Féministe, bien sûr, mais quel féminisme ?
Aux Sources
Aurore Koechlin et Françoise Vergès
Le féminisme est régulièrement invoqué pour stigmatiser l’Islam, qui serait par nature hostile à l’égalité des sexes, ou pour stigmatiser les classes populaires, qui auraient soi-disant le monopole de la misogynie et de l’homophobie. Laisser le féminisme à celles et ceux qui en font cet usage, qui l’instrumentalisent pour justifier les expéditions impérialistes des Etats occidentaux, et dont l’unique objectif est d’avoir autant de femmes que d’hommes à la tête des entreprises du CAC 40, serait cependant une lourde erreur politique. Il existe un féminisme décolonial et anticapitaliste, qui est aujourd’hui à l’avant-garde de la résistance mondiale au duo infernal du néolibéralisme et de l’extrême-droite. Ce féminisme est inclusif ; il est porté par des femmes racisées, voilées, précaires, handicapées, des travailleuses du sexe, des trans. Et ce féminisme est révolutionnaire ; il place la lutte collective, la grève du travail (productif et reproductif) et l’auto-émancipation au cœur de sa stratégie, sans se faire d’illusions sur la force transformatrice de l’Etat.

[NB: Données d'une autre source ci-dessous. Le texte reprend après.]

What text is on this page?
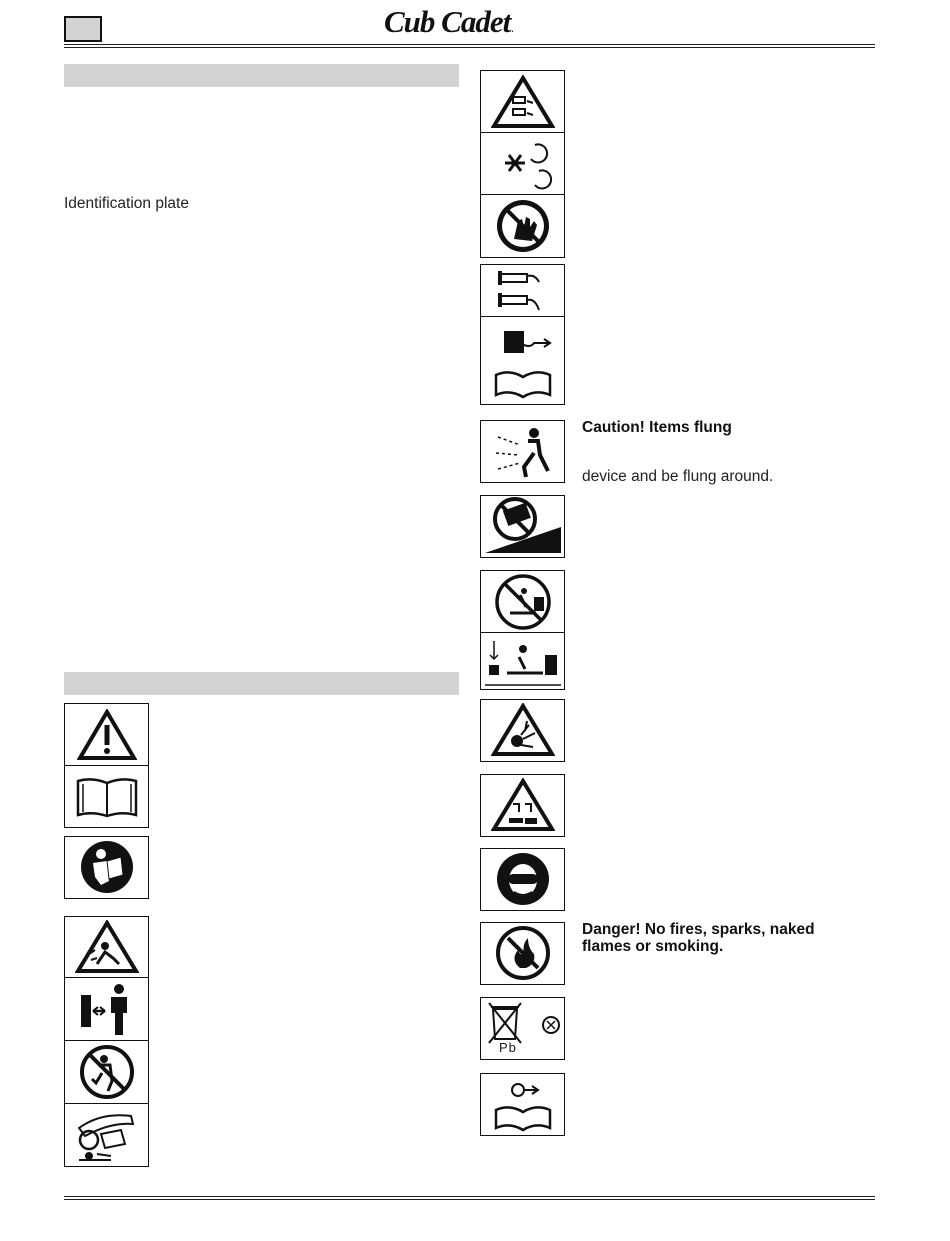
Cub Cadet.
Identification plate
Caution! Items flung
device and be flung around.
Danger! No fires, sparks, naked flames or smoking.
Pb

Pour en discuter, je reçois dans cette émission deux spécialistes du sujet. Françoise Vergès, historienne et politiste, a publié Un féminisme décolonial (éditions de la Fabrique, 2019), qui réexamine l’histoire du féminisme européen en montrant combien il est resté aveugle à l’esclavage, à la colonisation et à leurs répercussions actuelles. Certaines figures du féminisme mainstream semblent davantage préoccupée par le droits des hommes à importuner les femmes dans le métro que par le sort des milliers de femmes chargées de nettoyer les gares et les rames, travail indispensable à la collectivité et pourtant totalement invisibilisé et exploité. Dans une perspective relativement proche, la sociologue Aurore Koechlin met en lumière, dans La révolution féministe (éditions Amsterdam, 2019), l’émergence d’une quatrième vague du féminisme qui, avec MeToo, Ni Una Menos et la grève du 8 mars, combine le meilleur de la deuxième vague (le souci de construire un mouvement de masse) et le meilleur de la troisième vague (le souci de lutter contre le partriarcat en luttant simultanément contre toutes les formes de domination).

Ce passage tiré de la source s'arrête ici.